Jumps in integrate()?

I need to calculate a few integrals. I am aware that R is not the right software for doing this, but as I did everything else in R and the integrals were only one-dimensional, I thought it might be no problem.

Anyway, using the function integrate() from the stats package leads to a jump, when increasing the upper limit of the integral. Here is the plot:

Plot using integrate()

However, if I do by building the sum instead of the integral, or by using the function adaptIntegrate() from the cubature package, the result looks like this:

Plot using adaptIntegrate()

To be able to replicate this, here is the code. I know there is probably an easier example, but this is actually 1:1 the case I am facing. Using integrate():

v_p = 11269
d_p = seq(0, v_p, 100)
tau = 0.35
interest = 0.05
time_t = 1
mu = 0
sigma_p = 0.1099313
nu_p = 0.0101552
ts = c()
bc = c()
for (i in 1:length(d_p)){
  ts  = c(ts,integrate(function(x) tau*(x-v_p-interest*d_p[i])*dlnorm(x, log(v_p)+(mu - 0.5 * sigma_p^2) * time_t, sigma_p*sqrt(time_t)), v_p+interest*d_p[i], 10000000)$value)
  bc = c(bc,integrate(function(y) nu_p * y * dlnorm(y, log(v_p)+(mu - 0.5 * sigma_p^2) * time_t, sigma_p*sqrt(time_t)), 0, d_p[i])$value)
}
shv = ts + bc
plot(d_p,shv, main = 290801)
abline(v = 9079, col="red")

Exactly the same code, just using adaptIntegrate():

v_p = 11269
d_p = seq(0, v_p, 100)
tau = 0.35
interest = 0.05
time_t = 1
mu = 0
sigma_p = 0.1099313
nu_p = 0.0101552
ts = c()
bc = c()
for (i in 1:length(d_p)){
  ts  = c(ts,adaptIntegrate(function(x) tau*(x-v_p-interest*d_p[i])*dlnorm(x, log(v_p)+(mu - 0.5 * sigma_p^2) * time_t, sigma_p*sqrt(time_t)), v_p+interest*d_p[i], 10000000)$integral)
  bc = c(bc,adaptIntegrate(function(y) nu_p * y * dlnorm(y, log(v_p)+(mu - 0.5 * sigma_p^2) * time_t, sigma_p*sqrt(time_t)), 0, d_p[i])$integral)
}
shv = ts + bc
plot(d_p,shv, main = 290801)
abline(v = 9079, col="red")

Does anybody have an idea why this is happening?

Solution

You should read the second paragraph of the Note in ?integrate:

When integrating over infinite intervals do so explicitly, rather than just using a large number as the endpoint. This increases the chance of a correct answer – any function whose integral over an infinite interval is finite must be near zero for most of that interval.

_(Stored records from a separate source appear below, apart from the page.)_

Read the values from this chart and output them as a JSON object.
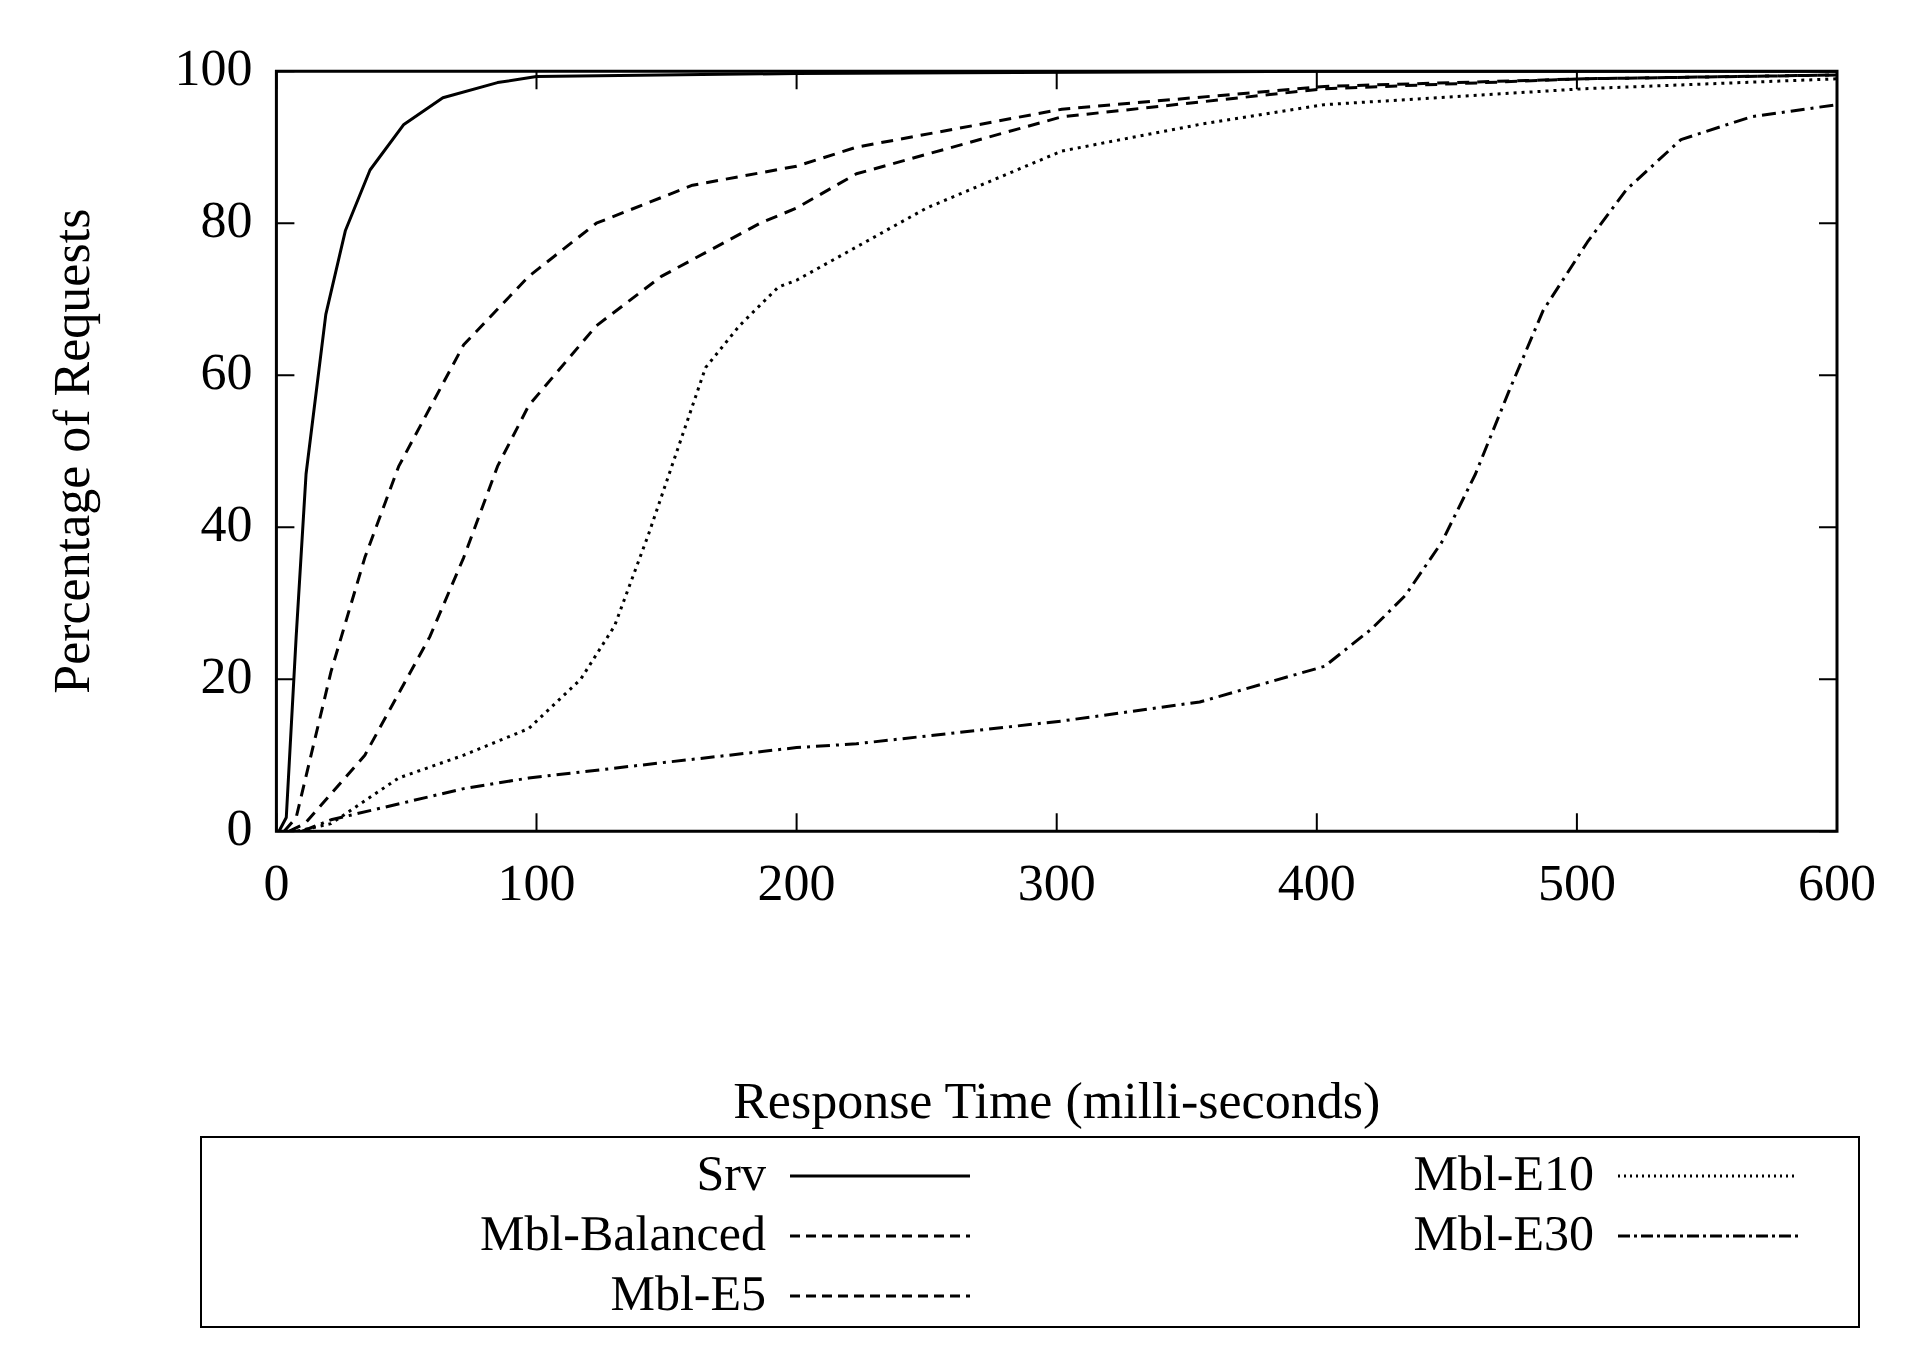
{
  "chart_data": {
    "type": "line",
    "xlabel": "Response Time (milli-seconds)",
    "ylabel": "Percentage of Requests",
    "xlim": [
      0,
      600
    ],
    "xticks": [
      0,
      100,
      200,
      300,
      400,
      500,
      600
    ],
    "ylim": [
      0,
      100
    ],
    "yticks": [
      0,
      20,
      40,
      60,
      80,
      100
    ],
    "grid": false,
    "legend": "bottom",
    "marker": "none",
    "series": [
      {
        "name": "Srv",
        "color": "#000000",
        "line_style": "solid",
        "x": [
          1,
          3.8,
          7.6,
          11.4,
          19,
          26.5,
          36,
          49,
          64,
          85,
          100,
          200,
          400,
          600
        ],
        "values": [
          0,
          1.8,
          25.6,
          47,
          68,
          79,
          87,
          93,
          96.5,
          98.5,
          99.3,
          99.7,
          100,
          100
        ]
      },
      {
        "name": "Mbl-Balanced",
        "color": "#000000",
        "line_style": "dashed",
        "x": [
          3,
          7.6,
          21,
          34,
          47,
          72,
          97,
          123,
          160,
          200,
          223,
          302,
          403,
          503,
          600
        ],
        "values": [
          0,
          1.8,
          21,
          36,
          48,
          64,
          73,
          80,
          85,
          87.5,
          90,
          95,
          98,
          99,
          99.5
        ]
      },
      {
        "name": "Mbl-E5",
        "color": "#000000",
        "line_style": "dashed",
        "x": [
          5,
          11,
          34,
          59,
          72,
          85,
          97,
          123,
          148,
          186,
          200,
          223,
          302,
          403,
          503,
          600
        ],
        "values": [
          0,
          1,
          10,
          25.6,
          36,
          48,
          56,
          66.5,
          73,
          80,
          82,
          86.5,
          94,
          97.7,
          99,
          99.5
        ]
      },
      {
        "name": "Mbl-E10",
        "color": "#000000",
        "line_style": "dotted",
        "x": [
          8,
          21,
          47,
          72,
          97,
          117,
          130,
          143,
          153,
          165,
          178,
          193,
          200,
          250,
          302,
          355,
          403,
          503,
          600
        ],
        "values": [
          0,
          1,
          7,
          10,
          13.5,
          20,
          27,
          39,
          49,
          61,
          66.5,
          71.6,
          72.5,
          82,
          89.5,
          93,
          95.6,
          97.7,
          99
        ]
      },
      {
        "name": "Mbl-E30",
        "color": "#000000",
        "line_style": "dashdot",
        "x": [
          10,
          21,
          72,
          97,
          148,
          200,
          223,
          302,
          355,
          403,
          421,
          434,
          448,
          461,
          474,
          487,
          504,
          519,
          540,
          567,
          600
        ],
        "values": [
          0,
          1.5,
          5.6,
          7,
          9,
          11,
          11.5,
          14.5,
          17,
          21.7,
          26.6,
          31,
          38,
          47,
          58,
          68.5,
          77.5,
          84.4,
          91,
          94,
          95.6
        ]
      }
    ]
  }
}
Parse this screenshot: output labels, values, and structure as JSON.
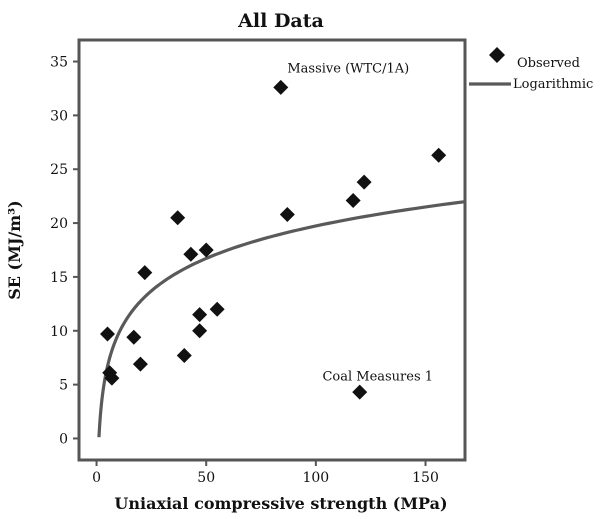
{
  "chart_data": {
    "type": "scatter",
    "title": "All Data",
    "xlabel": "Uniaxial compressive strength (MPa)",
    "ylabel": "SE (MJ/m³)",
    "xlim": [
      -8,
      168
    ],
    "ylim": [
      -2,
      37
    ],
    "xticks": [
      0,
      50,
      100,
      150
    ],
    "yticks": [
      0,
      5,
      10,
      15,
      20,
      25,
      30,
      35
    ],
    "grid": false,
    "legend_position": "top-right",
    "series": [
      {
        "name": "Observed",
        "kind": "scatter",
        "color": "#111111",
        "marker": "diamond",
        "points": [
          [
            5,
            9.7
          ],
          [
            6,
            6.1
          ],
          [
            7,
            5.6
          ],
          [
            17,
            9.4
          ],
          [
            20,
            6.9
          ],
          [
            22,
            15.4
          ],
          [
            37,
            20.5
          ],
          [
            40,
            7.7
          ],
          [
            43,
            17.1
          ],
          [
            47,
            11.5
          ],
          [
            47,
            10.0
          ],
          [
            50,
            17.5
          ],
          [
            55,
            12.0
          ],
          [
            84,
            32.6
          ],
          [
            87,
            20.8
          ],
          [
            117,
            22.1
          ],
          [
            120,
            4.3
          ],
          [
            122,
            23.8
          ],
          [
            156,
            26.3
          ]
        ]
      },
      {
        "name": "Logarithmic",
        "kind": "line",
        "color": "#5a5a5a",
        "fit": "logarithmic",
        "coefficients": {
          "a": -0.3,
          "b": 4.35
        },
        "x_range": [
          1.1,
          168
        ]
      }
    ],
    "annotations": [
      {
        "text": "Massive (WTC/1A)",
        "x": 87,
        "y": 34
      },
      {
        "text": "Coal Measures 1",
        "x": 103,
        "y": 5.4
      }
    ]
  }
}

(The rest of the Note is worth reading as well.)

If I change your upper limit of 10000000 to Inf I get a sensible-looking result. (But note that this sort of problem can never be completely solved in general ... sometimes you need to tune intervals, starting number of points, etc., to your particular problem.)

Core of your code with Inf substituted, rewritten slightly for clarity:

f1 <- function(x) tau*(x-v_p-interest*d_p[i])*
        dlnorm(x, log(v_p)+(mu - 0.5 * sigma_p^2) * time_t, sigma_p*sqrt(time_t))
f2 <- function(y) nu_p * y *
      dlnorm(y, log(v_p)+(mu - 0.5 * sigma_p^2) * time_t, sigma_p*sqrt(time_t))
for (i in 1:length(d_p)){
  ts  = c(ts,integrate(f1, v_p+interest*d_p[i], Inf)$value)
  bc = c(bc,integrate(f2, 0, d_p[i])$value)
}

(By the way, you should also avoid growing objects in R; allocate your entire vectors first rather than repeatedly appending to them.)